En terme d’alimentation et cancer, il ne faut pas perdre de vue qu’il existe des leviers très importants : limiter le plus possible la consommation d’alcool, limiter la consommation de viande ou de charcuterie ; à l’inverse, manger des fruits et légumes, des grains entiers et avoir une activité physique régulière.

Enfin au-delà du cancer, l’alimentation bio est associée à d’autres bénéfices sur la santé, pour l’obésité, le diabète ou la fertilité. Bien évidemment, les bénéfices du bio ne se limitent pas à un intérêt sanitaire pour la personne qui consomme les aliments, mais les agriculteurs et agricultrices sont également moins exposées à des substances nocives et la biodiversité s’en porte mieux.


  1. S’il y a un signal à détecter (par exemple un risque de cancer moindre), cela a pour effet de minorer l’effet détecté puisque, même dans le groupe des personnes qui consomment le plus bio, beaucoup sont loin d’en consommer systématiquement. C’est le même problème que si on cherche à distinguer un verre d’eau chaude avec un verre d’eau froide. Si le verre d’eau chaude contient en fait des eaux de différentes températures, l’eau sera moins chaude et la différence par rapport au verre d’eau froide sera moins marquée et donc plus difficile à mettre en évidence []
  2. pour le groupe mangeant le plus bio par rapport au groupe en mangeant le moins []
  3. « L’ensemble des résultats renforce la présomption de lien entre la survenue de LNH et l’exposition aux pesticides qui reste forte, comme indiqué dans l’expertise de 2013. », p.43 []
  4. voir la table 1 de l’article []

2 comments for “Manger bio pour éviter des cancers ?

  1. Benedikt
    29/09/2024 at 00:12

    Article intéressant, merci.
    “Concernant le résultat sur la danoise, il est surprenant (on y reviendra) et l’équipe n’exclut pas un coup de malchance.”

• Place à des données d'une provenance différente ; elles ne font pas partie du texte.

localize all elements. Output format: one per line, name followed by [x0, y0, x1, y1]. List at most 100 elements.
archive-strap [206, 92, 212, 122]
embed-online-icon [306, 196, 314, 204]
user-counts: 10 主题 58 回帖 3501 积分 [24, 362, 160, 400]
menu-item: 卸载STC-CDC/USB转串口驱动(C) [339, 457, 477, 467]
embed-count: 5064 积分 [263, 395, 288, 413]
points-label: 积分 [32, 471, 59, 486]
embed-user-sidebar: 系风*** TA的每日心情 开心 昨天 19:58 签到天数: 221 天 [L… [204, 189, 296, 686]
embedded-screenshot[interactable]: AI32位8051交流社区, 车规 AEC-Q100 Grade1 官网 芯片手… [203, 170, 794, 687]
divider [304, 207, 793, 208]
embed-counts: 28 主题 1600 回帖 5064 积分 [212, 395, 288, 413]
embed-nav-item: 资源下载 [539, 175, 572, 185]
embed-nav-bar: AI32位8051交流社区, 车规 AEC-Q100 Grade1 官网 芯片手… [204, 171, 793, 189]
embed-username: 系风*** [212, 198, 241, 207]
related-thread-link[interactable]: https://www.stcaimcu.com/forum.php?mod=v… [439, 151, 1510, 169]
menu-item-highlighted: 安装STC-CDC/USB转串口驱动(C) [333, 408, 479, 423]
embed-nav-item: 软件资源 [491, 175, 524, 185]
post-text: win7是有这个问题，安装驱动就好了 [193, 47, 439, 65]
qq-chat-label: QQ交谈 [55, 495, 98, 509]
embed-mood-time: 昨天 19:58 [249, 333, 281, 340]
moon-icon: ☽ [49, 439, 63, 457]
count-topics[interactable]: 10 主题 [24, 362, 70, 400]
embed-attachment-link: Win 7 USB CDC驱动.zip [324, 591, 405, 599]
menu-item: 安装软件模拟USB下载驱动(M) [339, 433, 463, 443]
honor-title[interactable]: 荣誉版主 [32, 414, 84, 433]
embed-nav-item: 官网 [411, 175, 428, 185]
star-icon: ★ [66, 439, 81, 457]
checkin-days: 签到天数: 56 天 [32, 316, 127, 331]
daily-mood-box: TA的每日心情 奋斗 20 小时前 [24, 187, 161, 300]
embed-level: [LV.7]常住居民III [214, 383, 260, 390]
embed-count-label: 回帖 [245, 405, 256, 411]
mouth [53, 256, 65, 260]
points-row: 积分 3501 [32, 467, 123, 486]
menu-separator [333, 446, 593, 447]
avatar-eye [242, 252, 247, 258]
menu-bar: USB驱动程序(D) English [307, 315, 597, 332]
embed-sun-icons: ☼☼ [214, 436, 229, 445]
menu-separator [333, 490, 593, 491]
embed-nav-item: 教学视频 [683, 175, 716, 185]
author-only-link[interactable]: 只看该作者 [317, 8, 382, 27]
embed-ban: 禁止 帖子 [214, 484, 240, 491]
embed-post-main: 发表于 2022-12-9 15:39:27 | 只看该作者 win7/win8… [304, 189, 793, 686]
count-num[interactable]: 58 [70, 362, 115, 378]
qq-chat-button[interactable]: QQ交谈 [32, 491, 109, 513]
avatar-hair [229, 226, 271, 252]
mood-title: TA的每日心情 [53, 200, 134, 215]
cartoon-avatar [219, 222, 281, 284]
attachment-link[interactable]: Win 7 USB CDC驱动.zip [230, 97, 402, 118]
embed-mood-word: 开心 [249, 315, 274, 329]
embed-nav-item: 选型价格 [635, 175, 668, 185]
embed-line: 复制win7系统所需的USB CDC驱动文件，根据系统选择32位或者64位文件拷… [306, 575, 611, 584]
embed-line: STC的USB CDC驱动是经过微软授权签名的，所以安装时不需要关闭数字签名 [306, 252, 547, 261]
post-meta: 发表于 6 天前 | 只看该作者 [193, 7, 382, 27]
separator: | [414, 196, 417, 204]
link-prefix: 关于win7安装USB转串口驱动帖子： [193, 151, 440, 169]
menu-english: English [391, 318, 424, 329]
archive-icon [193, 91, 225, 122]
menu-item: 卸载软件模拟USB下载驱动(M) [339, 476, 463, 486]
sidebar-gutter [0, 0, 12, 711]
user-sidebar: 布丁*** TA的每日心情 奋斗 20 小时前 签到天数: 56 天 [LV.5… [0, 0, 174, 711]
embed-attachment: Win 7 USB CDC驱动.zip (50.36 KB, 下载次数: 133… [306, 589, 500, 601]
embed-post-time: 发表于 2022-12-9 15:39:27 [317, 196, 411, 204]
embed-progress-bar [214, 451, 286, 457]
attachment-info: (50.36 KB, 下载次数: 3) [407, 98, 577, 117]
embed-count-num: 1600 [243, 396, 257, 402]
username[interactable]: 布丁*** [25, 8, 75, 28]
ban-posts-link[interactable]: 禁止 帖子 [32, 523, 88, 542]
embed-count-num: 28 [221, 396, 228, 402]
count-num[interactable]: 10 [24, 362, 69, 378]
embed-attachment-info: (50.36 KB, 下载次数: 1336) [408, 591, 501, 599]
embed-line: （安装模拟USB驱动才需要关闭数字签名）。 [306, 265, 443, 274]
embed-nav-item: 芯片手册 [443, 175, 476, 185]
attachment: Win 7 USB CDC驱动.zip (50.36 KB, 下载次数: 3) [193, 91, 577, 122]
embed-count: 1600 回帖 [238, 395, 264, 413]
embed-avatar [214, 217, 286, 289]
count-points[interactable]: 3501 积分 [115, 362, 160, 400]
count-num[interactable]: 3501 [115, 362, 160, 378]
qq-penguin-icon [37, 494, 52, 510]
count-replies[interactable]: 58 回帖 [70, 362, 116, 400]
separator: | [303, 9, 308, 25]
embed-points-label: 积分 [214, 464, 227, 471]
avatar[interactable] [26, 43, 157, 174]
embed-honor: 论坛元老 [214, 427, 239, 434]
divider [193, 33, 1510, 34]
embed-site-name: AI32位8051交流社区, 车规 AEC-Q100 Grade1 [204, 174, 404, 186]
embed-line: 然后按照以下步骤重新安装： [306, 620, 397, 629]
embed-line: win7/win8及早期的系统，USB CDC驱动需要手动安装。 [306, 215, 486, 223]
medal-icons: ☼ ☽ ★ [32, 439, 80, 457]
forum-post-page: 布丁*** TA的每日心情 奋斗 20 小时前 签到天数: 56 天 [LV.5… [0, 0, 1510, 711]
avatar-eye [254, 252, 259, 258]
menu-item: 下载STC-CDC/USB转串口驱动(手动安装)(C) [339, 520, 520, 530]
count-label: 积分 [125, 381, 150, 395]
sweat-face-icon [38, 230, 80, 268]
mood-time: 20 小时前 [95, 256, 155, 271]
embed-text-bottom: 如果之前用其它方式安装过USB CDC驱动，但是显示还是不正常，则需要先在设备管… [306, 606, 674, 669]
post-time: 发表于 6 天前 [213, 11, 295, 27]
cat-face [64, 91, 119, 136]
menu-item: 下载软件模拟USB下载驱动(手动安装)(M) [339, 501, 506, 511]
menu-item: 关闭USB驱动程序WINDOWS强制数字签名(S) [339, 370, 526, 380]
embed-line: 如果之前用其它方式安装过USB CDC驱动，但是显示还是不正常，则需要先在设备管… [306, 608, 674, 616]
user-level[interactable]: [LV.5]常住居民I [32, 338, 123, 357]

    Ony reviens ou dans l’article?

    • factsory
      29/09/2024 at 08:10

      Bonjour,
      Merci pour votre retour !
      Vous avez raison, on y revenait de manière implicite (en discutant des études sur le lien entre lymphomes non hodgkiniens et pesticides) mais pas de manière explicite.

      J’ai rajouté un paragraphe à ce sujet à la fin de la partie sur le lien entre pesticides et LNH :

      À l’inverse, et c’est ce qui explique que le résultat sur la cohorte danoise est surprenant, il n’existe aucun élément de preuve accréditant l’idée que le risque de lymphomes non hodgkiniens pourrait augmenter avec la consommation de bio. Un facteur explicatif potentiel serait la non prise en compte de certains facteurs de confusion comme, par exemple, l’historique familial de cancer (qui était un facteur important dans la cohorte française).